Tuesday, January 18, 2022

Fantasy Tuesday- The Way to Rio Luna

Córdova, Zoraida. The Way to Rio Luna 
June 2nd 2020 by Scholastic Inc.
Copy provided by Young Adult Books Central

Danny Monteverde has had a rough life. He and his older sister Pili have spent many years in foster care, and she has always taken care of him when the placements were rough. The two shared a love of a book called The Way to Rio Luna, and would imagine their life there. When Pili goes missing, everyone is sure she has run away, but Danny knows better. He goes from family to family, most of which are unpleasant, and is currently in a family with two boys who treat him badly. The father even throws away his book, which devastates him. On a class field trip to a museum, he finds out that the book is rare and valuable, and when it magically appears in his back pack AND his sister's name is on the borrower's card, he makes the decision to run away from the field trip and try to find out more. Aided by Glory, who is cared for by Auntie North, who is an archaeologist, he finds out that the magic in the book is real. Soon, the two are on a quest that takes them to many places, from New York to Ecuador to Brazil. Will Danny be able to find his sister, and trust in the magic of Rio Luna to put everything to rights? 

One of our 6th grade teachers had a unit on the hero's journey, and this would be a great book for that. While Danny's experience in foster care seems a bit unrealistically harsh (hopefully!), this background paves the way for him to set forth on his own without regret. Finding his sister, and helping Rio Luna along the way, is a great quest. 

There are a wide variety of different characters from the book that he gets to meet, like the Moon Witch and Llwelyn, a jackalope, and the travels are interesting and well described. Glory and Auntie North are interesting characters, and help Danny out in many ways. I was a little unsure what archaeology the aunt did, but it's always a career of interest to young readers. 

Readers who believe they can be sucked into fairy tales for rollicking adventures, and who have sped through like Buckley's The Sister's Grimm, Colfer's Land of Stories, de la Cruz's Never After: The Thirteenth Fairy or Durst's Into the Wild will enjoy Danny's entry into the fantastical world of Rio Luna. 

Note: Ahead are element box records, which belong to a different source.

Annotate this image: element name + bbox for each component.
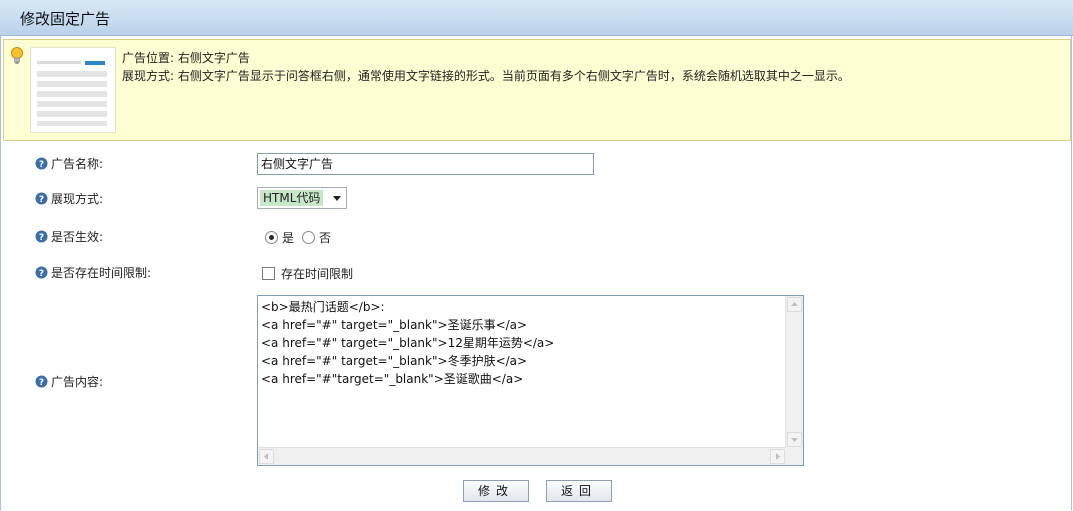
- display-type-label-text: 展现方式:: [51, 192, 104, 206]
- horizontal-scrollbar[interactable]: [258, 447, 786, 465]
- active-no-radio[interactable]: [302, 231, 316, 244]
- time-limit-checkbox-label[interactable]: 存在时间限制: [281, 267, 353, 281]
- time-limit-label: ? 是否存在时间限制:: [35, 264, 151, 281]
- active-yes-label[interactable]: 是: [282, 231, 294, 245]
- scroll-down-button[interactable]: [787, 432, 802, 447]
- vertical-scrollbar[interactable]: [785, 296, 803, 448]
- svg-text:?: ?: [39, 233, 44, 243]
- lightbulb-icon: [11, 47, 23, 64]
- chevron-down-icon[interactable]: [333, 196, 341, 201]
- code-line: <a href="#" target="_blank">圣诞乐事</a>: [261, 318, 528, 332]
- time-limit-checkbox[interactable]: [262, 267, 275, 280]
- display-type-select[interactable]: HTML代码: [257, 187, 347, 209]
- scroll-left-button[interactable]: [259, 449, 274, 464]
- scroll-corner: [786, 448, 803, 465]
- content-label-text: 广告内容:: [51, 375, 104, 389]
- svg-text:?: ?: [39, 269, 44, 279]
- content-label: ? 广告内容:: [35, 373, 103, 390]
- notice-panel: 广告位置: 右侧文字广告 展现方式: 右侧文字广告显示于问答框右侧，通常使用文字…: [3, 39, 1071, 141]
- ad-position-text: 广告位置: 右侧文字广告: [122, 51, 250, 65]
- title-bar: 修改固定广告: [0, 0, 1073, 36]
- ad-content-code: <b>最热门话题</b>: <a href="#" target="_blank"…: [261, 298, 554, 388]
- help-icon[interactable]: ?: [35, 157, 48, 170]
- active-radio-group: 是否: [265, 229, 331, 246]
- svg-text:?: ?: [39, 160, 44, 170]
- page-title: 修改固定广告: [20, 10, 111, 28]
- active-label: ? 是否生效:: [35, 228, 103, 245]
- scroll-right-button[interactable]: [770, 449, 785, 464]
- ad-content-textarea[interactable]: <b>最热门话题</b>: <a href="#" target="_blank"…: [257, 295, 804, 466]
- active-yes-radio[interactable]: [265, 231, 278, 244]
- help-icon[interactable]: ?: [35, 375, 48, 388]
- help-icon[interactable]: ?: [35, 192, 48, 205]
- code-line: <a href="#" target="_blank">冬季护肤</a>: [261, 354, 528, 368]
- back-button[interactable]: 返回: [546, 480, 612, 502]
- submit-button[interactable]: 修改: [463, 480, 529, 502]
- display-type-value: HTML代码: [260, 190, 324, 206]
- code-line: <b>最热门话题</b>:: [261, 300, 385, 314]
- ad-name-input[interactable]: 右侧文字广告: [257, 153, 594, 175]
- active-no-label[interactable]: 否: [319, 231, 331, 245]
- time-limit-label-text: 是否存在时间限制:: [51, 266, 152, 280]
- code-line: <a href="#" target="_blank">12星期年运势</a>: [261, 336, 555, 350]
- ad-name-label-text: 广告名称:: [51, 157, 104, 171]
- svg-text:?: ?: [39, 195, 44, 205]
- code-line: <a href="#"target="_blank">圣诞歌曲</a>: [261, 372, 524, 386]
- time-limit-option: 存在时间限制: [262, 265, 353, 282]
- help-icon[interactable]: ?: [35, 266, 48, 279]
- ad-display-description: 展现方式: 右侧文字广告显示于问答框右侧，通常使用文字链接的形式。当前页面有多个…: [122, 69, 850, 83]
- scroll-up-button[interactable]: [787, 297, 802, 312]
- ad-name-label: ? 广告名称:: [35, 155, 103, 172]
- ad-preview-thumbnail: [30, 47, 116, 133]
- svg-text:?: ?: [39, 378, 44, 388]
- display-type-label: ? 展现方式:: [35, 190, 103, 207]
- help-icon[interactable]: ?: [35, 230, 48, 243]
- active-label-text: 是否生效:: [51, 230, 104, 244]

This was not one of my favorites. The depiction of foster care was problematic, and I couldn't pin down the inspiration behind the world of Rio Luna. Was it based on a particular culture? It was all over the place, and I was particularly thrown by Ollie Oshiro, of the Kohlrabi Court. The author seems to write mainly young adult, and I think it's particularly difficult to switch from that age range to middle grade. Younger readers may not mind, and the pomeranian on the cover might make this more appealing.